If the condition is mild, the blood pressure can be gradually lowered within 24-48 hours.
However, in patients with severe disease and acute pulmonary edema, the reduction of mean arterial pressure should not exceed 25% of the pre-treatment level within the first 1 hour, to 160/100~110mmHg within 2~6 hours, and gradually reduce blood pressure to normal within 24~48 hours.
5. Clinical benefit of antihypertensive treatment
A meta-analysis of large samples showed that for every 10 mmHg reduction in systolic blood pressure (SBP), the risk of heart failure was significantly reduced by 28%. Recent studies have confirmed that intensive blood pressure lowering (SBP <120 mmHg) can significantly reduce the incidence of heart failure by 38% and cardiovascular death by 43% in hypertensive patients compared to standard antihypertensive therapy (SBP <140 mmHg).
References
[1] Yin YG, Lv L, Wang WN. Correlation analysis of serum neuromodulin-1 and ventricular remodeling in patients with essential hypertension combined with heart failure[J]. Chinese Journal of Modern Medicine,2022,32(02):58-63.

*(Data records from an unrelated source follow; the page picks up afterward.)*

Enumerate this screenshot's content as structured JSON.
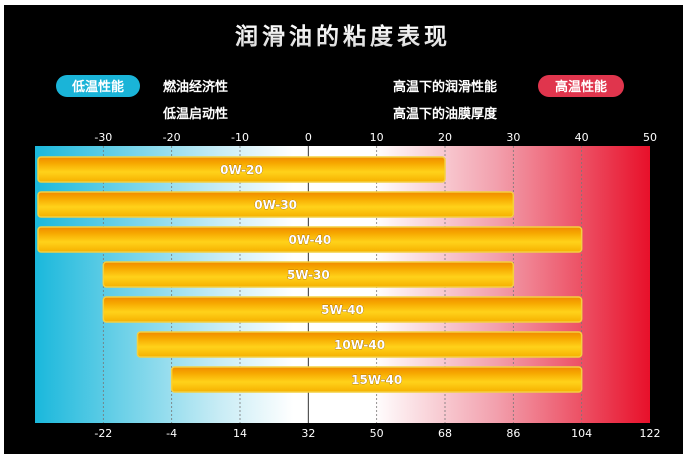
{
  "chart_data": {
    "type": "bar",
    "orientation": "horizontal-range",
    "title": "润滑油的粘度表现",
    "legend": {
      "low_temp": {
        "badge": "低温性能",
        "items": [
          "燃油经济性",
          "低温启动性"
        ],
        "color": "#1ab4d8"
      },
      "high_temp": {
        "badge": "高温性能",
        "items": [
          "高温下的润滑性能",
          "高温下的油膜厚度"
        ],
        "color": "#e0354d"
      }
    },
    "x_top": {
      "unit": "°C",
      "ticks": [
        -30,
        -20,
        -10,
        0,
        10,
        20,
        30,
        40,
        50
      ]
    },
    "x_bottom": {
      "unit": "°F",
      "ticks": [
        -22,
        -4,
        14,
        32,
        50,
        68,
        86,
        104,
        122
      ]
    },
    "xlim": [
      -40,
      50
    ],
    "grid": true,
    "background_gradient": [
      "#1ab8dc",
      "#ffffff",
      "#ffffff",
      "#e8102a"
    ],
    "bar_color": "#f7b500",
    "categories": [
      "0W-20",
      "0W-30",
      "0W-40",
      "5W-30",
      "5W-40",
      "10W-40",
      "15W-40"
    ],
    "ranges": [
      [
        -40,
        20
      ],
      [
        -40,
        30
      ],
      [
        -40,
        40
      ],
      [
        -30,
        30
      ],
      [
        -30,
        40
      ],
      [
        -25,
        40
      ],
      [
        -20,
        40
      ]
    ]
  }
}
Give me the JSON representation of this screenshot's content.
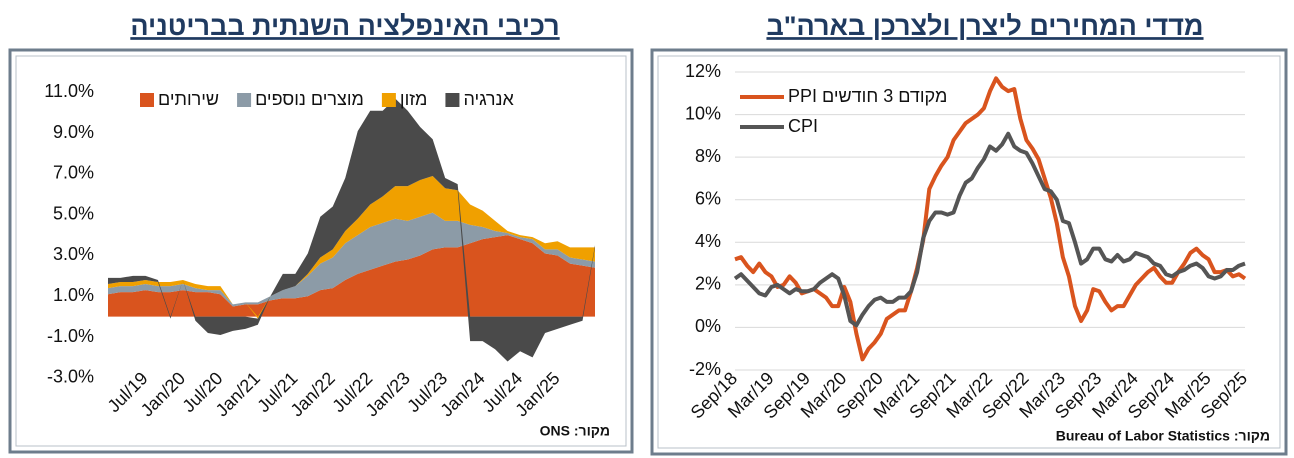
{
  "chart_data": [
    {
      "type": "area",
      "stacked": true,
      "title": "רכיבי האינפלציה השנתית בבריטניה",
      "source": "מקור: ONS",
      "legend": "top",
      "grid": false,
      "categories": [
        null,
        null,
        null,
        "Jul/19",
        null,
        null,
        "Jan/20",
        null,
        null,
        "Jul/20",
        null,
        null,
        "Jan/21",
        null,
        null,
        "Jul/21",
        null,
        null,
        "Jan/22",
        null,
        null,
        "Jul/22",
        null,
        null,
        "Jan/23",
        null,
        null,
        "Jul/23",
        null,
        null,
        "Jan/24",
        null,
        null,
        "Jul/24",
        null,
        null,
        "Jan/25",
        null,
        null,
        null
      ],
      "ylim": [
        -3.5,
        12
      ],
      "yticks": [
        {
          "value": -3,
          "label": "-3.0%"
        },
        {
          "value": -1,
          "label": "-1.0%"
        },
        {
          "value": 1,
          "label": "1.0%"
        },
        {
          "value": 3,
          "label": "3.0%"
        },
        {
          "value": 5,
          "label": "5.0%"
        },
        {
          "value": 7,
          "label": "7.0%"
        },
        {
          "value": 9,
          "label": "9.0%"
        },
        {
          "value": 11,
          "label": "11.0%"
        }
      ],
      "series": [
        {
          "name": "שירותים",
          "color": "#d9541e",
          "values": [
            1.1,
            1.2,
            1.2,
            1.3,
            1.2,
            1.2,
            1.3,
            1.2,
            1.2,
            1.1,
            0.5,
            0.6,
            0.6,
            0.8,
            0.9,
            0.9,
            1.0,
            1.3,
            1.4,
            1.8,
            2.1,
            2.3,
            2.5,
            2.7,
            2.8,
            3.0,
            3.3,
            3.4,
            3.4,
            3.6,
            3.8,
            3.9,
            4.0,
            3.8,
            3.6,
            3.1,
            3.0,
            2.6,
            2.5,
            2.4
          ]
        },
        {
          "name": "מוצרים נוספים",
          "color": "#8c9ba7",
          "values": [
            0.3,
            0.3,
            0.3,
            0.3,
            0.3,
            0.3,
            0.3,
            0.2,
            0.1,
            0.2,
            0.1,
            0.1,
            0.1,
            0.2,
            0.4,
            0.6,
            1.0,
            1.3,
            1.5,
            1.8,
            1.9,
            2.1,
            2.1,
            2.1,
            1.9,
            1.9,
            1.8,
            1.3,
            1.3,
            0.9,
            0.6,
            0.3,
            0.1,
            0.1,
            0.2,
            0.2,
            0.3,
            0.3,
            0.3,
            0.3
          ]
        },
        {
          "name": "מזון",
          "color": "#f0a000",
          "values": [
            0.2,
            0.2,
            0.2,
            0.2,
            0.2,
            0.2,
            0.2,
            0.2,
            0.2,
            0.2,
            0.0,
            0.0,
            -0.1,
            0.0,
            0.0,
            0.0,
            0.1,
            0.3,
            0.4,
            0.6,
            0.8,
            1.1,
            1.3,
            1.6,
            1.7,
            1.8,
            1.8,
            1.6,
            1.5,
            1.0,
            0.8,
            0.5,
            0.1,
            0.1,
            0.1,
            0.3,
            0.4,
            0.5,
            0.6,
            0.7
          ]
        },
        {
          "name": "אנרגיה",
          "color": "#4a4a4a",
          "values": [
            0.3,
            0.2,
            0.3,
            0.2,
            0.1,
            -0.1,
            0.0,
            -0.2,
            -0.8,
            -0.9,
            -0.7,
            -0.6,
            -0.3,
            0.0,
            0.8,
            0.6,
            1.0,
            2.0,
            2.1,
            2.6,
            4.3,
            4.6,
            4.2,
            4.3,
            3.7,
            2.6,
            1.8,
            0.5,
            0.3,
            -1.2,
            -1.2,
            -1.6,
            -2.2,
            -1.7,
            -2.0,
            -0.8,
            -0.6,
            -0.4,
            -0.2,
            0.1
          ]
        }
      ]
    },
    {
      "type": "line",
      "title": "מדדי המחירים ליצרן ולצרכן בארה\"ב",
      "source": "מקור: Bureau of Labor Statistics",
      "legend": "upper left",
      "grid": true,
      "categories": [
        "Sep/18",
        null,
        null,
        null,
        null,
        null,
        "Mar/19",
        null,
        null,
        null,
        null,
        null,
        "Sep/19",
        null,
        null,
        null,
        null,
        null,
        "Mar/20",
        null,
        null,
        null,
        null,
        null,
        "Sep/20",
        null,
        null,
        null,
        null,
        null,
        "Mar/21",
        null,
        null,
        null,
        null,
        null,
        "Sep/21",
        null,
        null,
        null,
        null,
        null,
        "Mar/22",
        null,
        null,
        null,
        null,
        null,
        "Sep/22",
        null,
        null,
        null,
        null,
        null,
        "Mar/23",
        null,
        null,
        null,
        null,
        null,
        "Sep/23",
        null,
        null,
        null,
        null,
        null,
        "Mar/24",
        null,
        null,
        null,
        null,
        null,
        "Sep/24",
        null,
        null,
        null,
        null,
        null,
        "Mar/25",
        null,
        null,
        null,
        null,
        null,
        "Sep/25"
      ],
      "ylim": [
        -2,
        12
      ],
      "yticks": [
        {
          "value": -2,
          "label": "-2%"
        },
        {
          "value": 0,
          "label": "0%"
        },
        {
          "value": 2,
          "label": "2%"
        },
        {
          "value": 4,
          "label": "4%"
        },
        {
          "value": 6,
          "label": "6%"
        },
        {
          "value": 8,
          "label": "8%"
        },
        {
          "value": 10,
          "label": "10%"
        },
        {
          "value": 12,
          "label": "12%"
        }
      ],
      "series": [
        {
          "name": "מקודם 3 חודשים PPI",
          "color": "#d9541e",
          "values": [
            3.2,
            3.3,
            2.9,
            2.6,
            3.0,
            2.6,
            2.4,
            1.9,
            2.0,
            2.4,
            2.1,
            1.6,
            1.7,
            1.8,
            1.6,
            1.4,
            1.0,
            1.0,
            1.9,
            1.2,
            -0.3,
            -1.5,
            -1.0,
            -0.7,
            -0.3,
            0.4,
            0.6,
            0.8,
            0.8,
            1.7,
            2.8,
            4.1,
            6.5,
            7.1,
            7.6,
            8.0,
            8.8,
            9.2,
            9.6,
            9.8,
            10.0,
            10.3,
            11.1,
            11.7,
            11.3,
            11.1,
            11.2,
            9.8,
            8.8,
            8.4,
            7.9,
            7.0,
            6.1,
            4.9,
            3.3,
            2.4,
            1.0,
            0.3,
            0.8,
            1.8,
            1.7,
            1.2,
            0.8,
            1.0,
            1.0,
            1.5,
            2.0,
            2.3,
            2.6,
            2.8,
            2.4,
            2.1,
            2.1,
            2.6,
            3.0,
            3.5,
            3.7,
            3.4,
            3.2,
            2.6,
            2.6,
            2.7,
            2.4,
            2.5,
            2.3
          ]
        },
        {
          "name": "CPI",
          "color": "#555555",
          "values": [
            2.3,
            2.5,
            2.2,
            1.9,
            1.6,
            1.5,
            1.9,
            2.0,
            1.8,
            1.6,
            1.8,
            1.7,
            1.7,
            1.8,
            2.1,
            2.3,
            2.5,
            2.3,
            1.5,
            0.3,
            0.1,
            0.6,
            1.0,
            1.3,
            1.4,
            1.2,
            1.2,
            1.4,
            1.4,
            1.7,
            2.6,
            4.2,
            5.0,
            5.4,
            5.4,
            5.3,
            5.4,
            6.2,
            6.8,
            7.0,
            7.5,
            7.9,
            8.5,
            8.3,
            8.6,
            9.1,
            8.5,
            8.3,
            8.2,
            7.7,
            7.1,
            6.5,
            6.4,
            6.0,
            5.0,
            4.9,
            4.0,
            3.0,
            3.2,
            3.7,
            3.7,
            3.2,
            3.1,
            3.4,
            3.1,
            3.2,
            3.5,
            3.4,
            3.3,
            3.0,
            2.9,
            2.5,
            2.4,
            2.6,
            2.7,
            2.9,
            3.0,
            2.8,
            2.4,
            2.3,
            2.4,
            2.7,
            2.7,
            2.9,
            3.0
          ]
        }
      ]
    }
  ]
}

[2]Zhang Ying. The first step in controlling blood pressure to prevent heart failure[N]. Health News,2021,12(02).
[3] Chen Junxia, Chen Hong, Xiao Scared M. Intervention of sakubatril valsartan combined with recombinant human cerebrolytic natriuretic peptide in patients with hypertension and heart failure[J]. Cardiovascular disease control knowledge,2021,11(27):10-12.
[4] Zhang Hongling, ed. Clinical diagnosis and treatment practice of hypertension [M]. Kunming:Yunnan Science and Technology Press,2018(03):178-180.